Robbie told me you spent 10 mins discussing the curl in his hair and that you said "with that curl in your hair, you'll go far"
oh my god, there is an imprint from the nuva ring in the christmas card my mom sent me. merry christmas.
He took shrooms and didn't want anyone to touch him. He kept saying he was a chip and he didn't want to break.
I am ina trunk. Iam in a trunnnnnjkk. I hope its yours. Oh manomanomano. Thids better be your trunk
We see some guy emerge from the forest on the island this morning, alone, in only a snuggie. Morning shots and bagels on us for the number one walk of shame.
Also, as my manager i'm going to put you in charge of making sure i don't drown.
Cover your phone. Photos of streaking frat guys incoming.
so hungover. i just puked at the sight of the beer emoticon you sent me.

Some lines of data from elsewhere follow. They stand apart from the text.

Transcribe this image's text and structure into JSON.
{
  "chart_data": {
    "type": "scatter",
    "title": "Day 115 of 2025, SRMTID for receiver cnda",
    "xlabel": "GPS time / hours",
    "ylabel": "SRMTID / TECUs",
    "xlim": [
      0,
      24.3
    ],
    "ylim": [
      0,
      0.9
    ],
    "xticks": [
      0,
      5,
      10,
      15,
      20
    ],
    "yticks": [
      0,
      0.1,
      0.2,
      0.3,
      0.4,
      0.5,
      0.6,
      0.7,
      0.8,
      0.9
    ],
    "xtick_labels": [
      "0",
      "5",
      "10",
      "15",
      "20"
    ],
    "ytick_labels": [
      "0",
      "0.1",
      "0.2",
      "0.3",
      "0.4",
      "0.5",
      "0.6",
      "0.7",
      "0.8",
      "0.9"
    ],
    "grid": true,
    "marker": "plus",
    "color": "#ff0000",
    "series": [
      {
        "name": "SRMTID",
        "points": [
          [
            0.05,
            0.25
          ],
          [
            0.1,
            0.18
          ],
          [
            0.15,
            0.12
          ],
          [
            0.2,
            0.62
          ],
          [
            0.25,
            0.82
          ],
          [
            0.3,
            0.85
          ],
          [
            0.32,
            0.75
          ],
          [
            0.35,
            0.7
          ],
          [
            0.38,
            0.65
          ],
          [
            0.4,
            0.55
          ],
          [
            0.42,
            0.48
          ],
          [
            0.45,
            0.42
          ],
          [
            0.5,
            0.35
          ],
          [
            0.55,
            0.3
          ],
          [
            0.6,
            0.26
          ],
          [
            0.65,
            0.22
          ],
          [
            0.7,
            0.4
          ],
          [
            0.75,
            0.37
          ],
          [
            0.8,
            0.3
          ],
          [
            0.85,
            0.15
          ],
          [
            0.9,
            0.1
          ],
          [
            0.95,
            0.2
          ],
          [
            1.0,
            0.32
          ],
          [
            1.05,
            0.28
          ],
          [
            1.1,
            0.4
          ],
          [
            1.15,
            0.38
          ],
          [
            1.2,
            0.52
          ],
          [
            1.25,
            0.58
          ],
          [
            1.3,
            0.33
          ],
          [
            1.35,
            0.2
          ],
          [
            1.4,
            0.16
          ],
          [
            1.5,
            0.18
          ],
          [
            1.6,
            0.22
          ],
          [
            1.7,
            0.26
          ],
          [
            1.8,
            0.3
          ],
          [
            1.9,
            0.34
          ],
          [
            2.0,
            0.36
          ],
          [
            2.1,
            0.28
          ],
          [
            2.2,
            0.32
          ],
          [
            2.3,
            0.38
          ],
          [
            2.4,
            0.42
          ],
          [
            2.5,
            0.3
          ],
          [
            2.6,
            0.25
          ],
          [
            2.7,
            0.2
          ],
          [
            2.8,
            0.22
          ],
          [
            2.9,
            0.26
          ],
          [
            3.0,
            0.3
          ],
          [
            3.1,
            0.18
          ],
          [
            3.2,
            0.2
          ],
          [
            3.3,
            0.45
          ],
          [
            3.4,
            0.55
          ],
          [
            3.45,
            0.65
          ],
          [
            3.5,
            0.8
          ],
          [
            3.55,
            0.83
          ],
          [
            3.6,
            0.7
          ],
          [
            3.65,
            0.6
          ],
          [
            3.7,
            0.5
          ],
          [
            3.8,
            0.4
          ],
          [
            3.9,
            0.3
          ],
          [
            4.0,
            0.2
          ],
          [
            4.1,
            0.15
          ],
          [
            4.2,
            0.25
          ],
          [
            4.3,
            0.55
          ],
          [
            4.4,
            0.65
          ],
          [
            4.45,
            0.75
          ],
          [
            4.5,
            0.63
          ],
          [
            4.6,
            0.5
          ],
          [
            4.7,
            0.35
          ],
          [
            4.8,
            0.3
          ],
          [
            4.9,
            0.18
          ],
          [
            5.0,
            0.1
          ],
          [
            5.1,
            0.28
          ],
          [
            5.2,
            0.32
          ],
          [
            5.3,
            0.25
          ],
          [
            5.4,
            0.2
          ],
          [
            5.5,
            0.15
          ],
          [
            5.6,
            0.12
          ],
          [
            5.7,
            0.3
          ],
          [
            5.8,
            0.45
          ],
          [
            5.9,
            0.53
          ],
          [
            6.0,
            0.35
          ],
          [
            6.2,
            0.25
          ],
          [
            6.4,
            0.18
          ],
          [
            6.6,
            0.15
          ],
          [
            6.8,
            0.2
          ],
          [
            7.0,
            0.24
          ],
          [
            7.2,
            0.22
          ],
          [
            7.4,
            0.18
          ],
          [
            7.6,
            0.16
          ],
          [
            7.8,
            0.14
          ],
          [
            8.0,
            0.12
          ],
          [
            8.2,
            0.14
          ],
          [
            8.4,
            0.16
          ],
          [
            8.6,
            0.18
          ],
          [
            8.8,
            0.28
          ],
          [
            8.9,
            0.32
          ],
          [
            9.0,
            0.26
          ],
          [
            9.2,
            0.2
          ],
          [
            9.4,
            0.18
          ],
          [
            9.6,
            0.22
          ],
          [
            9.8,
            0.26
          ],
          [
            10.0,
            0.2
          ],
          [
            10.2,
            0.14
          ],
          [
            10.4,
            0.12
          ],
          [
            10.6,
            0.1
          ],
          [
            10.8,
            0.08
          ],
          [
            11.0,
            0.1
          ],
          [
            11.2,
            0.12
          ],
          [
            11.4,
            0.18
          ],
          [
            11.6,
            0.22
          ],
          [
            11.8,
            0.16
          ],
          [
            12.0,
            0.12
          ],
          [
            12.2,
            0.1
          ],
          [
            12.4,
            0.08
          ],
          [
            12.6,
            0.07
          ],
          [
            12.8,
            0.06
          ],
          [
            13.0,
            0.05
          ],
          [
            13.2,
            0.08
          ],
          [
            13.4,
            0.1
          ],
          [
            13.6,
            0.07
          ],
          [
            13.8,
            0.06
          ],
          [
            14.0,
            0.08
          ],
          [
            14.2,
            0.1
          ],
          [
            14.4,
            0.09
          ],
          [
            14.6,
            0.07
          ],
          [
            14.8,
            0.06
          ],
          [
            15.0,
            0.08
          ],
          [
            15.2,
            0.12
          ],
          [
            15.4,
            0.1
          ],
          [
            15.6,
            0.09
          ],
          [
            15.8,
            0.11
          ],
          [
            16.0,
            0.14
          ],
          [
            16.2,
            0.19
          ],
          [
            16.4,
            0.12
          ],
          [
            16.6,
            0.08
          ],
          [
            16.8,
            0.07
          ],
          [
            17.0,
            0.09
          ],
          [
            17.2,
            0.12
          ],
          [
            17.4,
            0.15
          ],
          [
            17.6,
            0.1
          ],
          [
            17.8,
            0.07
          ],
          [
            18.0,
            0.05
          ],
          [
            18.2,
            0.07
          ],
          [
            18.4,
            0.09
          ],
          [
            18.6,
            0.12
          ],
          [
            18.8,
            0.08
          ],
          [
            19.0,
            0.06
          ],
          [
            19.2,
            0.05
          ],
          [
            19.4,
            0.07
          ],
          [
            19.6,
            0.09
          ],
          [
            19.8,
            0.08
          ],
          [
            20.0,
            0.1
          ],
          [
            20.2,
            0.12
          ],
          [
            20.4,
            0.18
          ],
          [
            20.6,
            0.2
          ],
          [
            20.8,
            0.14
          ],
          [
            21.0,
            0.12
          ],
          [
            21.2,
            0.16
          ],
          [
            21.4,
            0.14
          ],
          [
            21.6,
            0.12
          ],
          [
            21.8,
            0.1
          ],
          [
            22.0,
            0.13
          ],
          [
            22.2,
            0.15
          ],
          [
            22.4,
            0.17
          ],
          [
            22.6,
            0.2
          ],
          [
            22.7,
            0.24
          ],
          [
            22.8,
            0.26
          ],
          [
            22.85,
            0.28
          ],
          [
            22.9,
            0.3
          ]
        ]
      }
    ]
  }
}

Some dudes just stopped and stared at me peeing in the street for like 5mins, and I yelled HEY. HEY. WANT ME TO SHIT IN YOUR MOUTH? I'LL SHIT ON YOUR CHEST FOR FIVE DOLLARS, PAPI
this is why i love drunk you
So like, boobs.
are you really going to start every conversation like that?
sooo the guy I beat last night in strip pong is the manager's husband at my new job...
Think i may just have managed the saddest high-five in history. Finished a sudoku and high-fived myself, then looked around for somebody to high five. there was noone. forever alone.